The pandemic is, by definition, different. It is long-lasting, and we don’t know what the end of it will look like. Despite proposed timelines by well-informed scientists, we can’t know what is ahead. A tornado doesn’t last forever. A blizzard eventually dumps all its snow. A virus is predictably unpredictable, able to mutate in lots of ways we know and perhaps some we’ve not yet discovered . In a disaster, we use all our resources to survive that moment, knowing that we’ll soon enough be able to replenish them. In a never-ending crisis, we don’t know how to dole out our energy. We might need a spurt of it to help care for a critically-ill loved one or to fight off an infection ourselves. And we need to keep some of it in store because a pandemic doesn’t prevent another kind of disaster. Just a few days after Arkansas State University closed in response to COVID, for example, the campus was hit by a tornado. Individual car accidents and house fires still happen. Political unrest happens. And, of course, extreme weather happens. Our boat is being swamped with disaster after disaster even as COVID has blown a large and unpluggable leak in it.

Human brains and bodies aren’t so great at managing this kind of constant stress. And, unfortunately, the systems that we might have relied on otherwise to help–extended family, neighborhood and community, and government–are either threatened especially by the coronavirus (elderly relatives), fracturing under political differences, or deliberately inept (I’m looking at you, Texas state government).

We love stories of resiliency and heroism in the face of disaster in American culture–in part because they divert our attention from the way that it’s community and solidarity that save people; these require life-long work and threaten the capitalism that’s killing us. The fact is, individuals typically don’t do well when facing extended crisis. When we’ve faced these kinds of problems in the past, we haven’t handled them particularly well. What has worked in the past is caring for the vulnerable–something that was so effective during earlier plagues that it was a force for the spread of Christianity. Unfortunately, caring for the ill, weak, and poor is not a cultural value for many of us, and we’ve virtually abandoned the idea that it’s a collective responsibility.

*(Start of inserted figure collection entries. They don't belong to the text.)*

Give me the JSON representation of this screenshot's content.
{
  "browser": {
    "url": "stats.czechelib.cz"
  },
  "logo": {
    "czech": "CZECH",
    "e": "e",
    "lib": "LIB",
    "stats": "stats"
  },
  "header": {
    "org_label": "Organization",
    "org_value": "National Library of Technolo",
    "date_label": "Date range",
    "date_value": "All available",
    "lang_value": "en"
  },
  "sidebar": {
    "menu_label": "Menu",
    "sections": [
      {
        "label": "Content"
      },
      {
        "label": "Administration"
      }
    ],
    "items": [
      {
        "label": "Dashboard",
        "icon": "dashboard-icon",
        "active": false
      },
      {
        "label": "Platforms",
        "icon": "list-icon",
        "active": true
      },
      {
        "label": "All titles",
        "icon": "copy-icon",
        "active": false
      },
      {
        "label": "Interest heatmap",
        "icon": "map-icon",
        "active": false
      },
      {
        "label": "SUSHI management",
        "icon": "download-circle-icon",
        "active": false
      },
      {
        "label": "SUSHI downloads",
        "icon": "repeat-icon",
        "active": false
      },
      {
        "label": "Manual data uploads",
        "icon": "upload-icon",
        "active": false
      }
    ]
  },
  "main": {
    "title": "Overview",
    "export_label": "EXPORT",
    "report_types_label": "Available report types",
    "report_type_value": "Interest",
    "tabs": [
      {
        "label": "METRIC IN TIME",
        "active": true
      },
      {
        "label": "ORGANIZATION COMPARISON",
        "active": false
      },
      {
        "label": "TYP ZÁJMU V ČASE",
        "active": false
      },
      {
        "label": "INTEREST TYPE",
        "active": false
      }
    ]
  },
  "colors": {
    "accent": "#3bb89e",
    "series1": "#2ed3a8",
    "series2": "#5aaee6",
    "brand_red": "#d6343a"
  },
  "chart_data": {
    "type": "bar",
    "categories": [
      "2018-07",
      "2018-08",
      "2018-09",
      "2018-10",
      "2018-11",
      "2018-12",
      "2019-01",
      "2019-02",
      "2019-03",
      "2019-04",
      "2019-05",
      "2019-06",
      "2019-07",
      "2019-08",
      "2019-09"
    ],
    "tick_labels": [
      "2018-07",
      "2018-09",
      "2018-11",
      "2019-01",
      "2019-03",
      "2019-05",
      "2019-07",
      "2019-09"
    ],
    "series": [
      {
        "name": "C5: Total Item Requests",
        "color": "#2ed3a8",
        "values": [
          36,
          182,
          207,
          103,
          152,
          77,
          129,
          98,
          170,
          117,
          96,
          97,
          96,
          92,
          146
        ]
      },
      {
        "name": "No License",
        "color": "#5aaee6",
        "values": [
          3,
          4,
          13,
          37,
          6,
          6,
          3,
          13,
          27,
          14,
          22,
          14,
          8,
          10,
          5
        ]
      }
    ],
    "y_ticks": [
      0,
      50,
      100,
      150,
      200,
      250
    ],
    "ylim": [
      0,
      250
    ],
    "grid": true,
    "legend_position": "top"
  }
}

What has to change is our situation, not our individual attitudes. While individual behavior does matter (Wearing a mask is better than not wearing a mask.), it can’t replace wide-scale intervention for wide-scale problems. (A coordinated shut-down of non-essential activity and economic support, including parental leave, for households is better than mask-wearing.) But those are things we can’t, as individuals, control. Worse, those of us who need them most–the ones most at risk–are the least powerful and thus the least able to shape our public policy.

To think about this more, I highly recommend The Social Roots of Risk: Producing Disasters, Promoting Resilience by Kathleen Tierney. It’s one of those books that, even if you don’t agree with all the arguments, challenges you to think in new ways.

Above, Gustave Coubert’s Hind Driven Down in the Snow shows a deer, its pink tongue hanging out, fallen in the snow due to exhaustion. Five hounds are approaching it, along with a hunter on foot and two on horseback.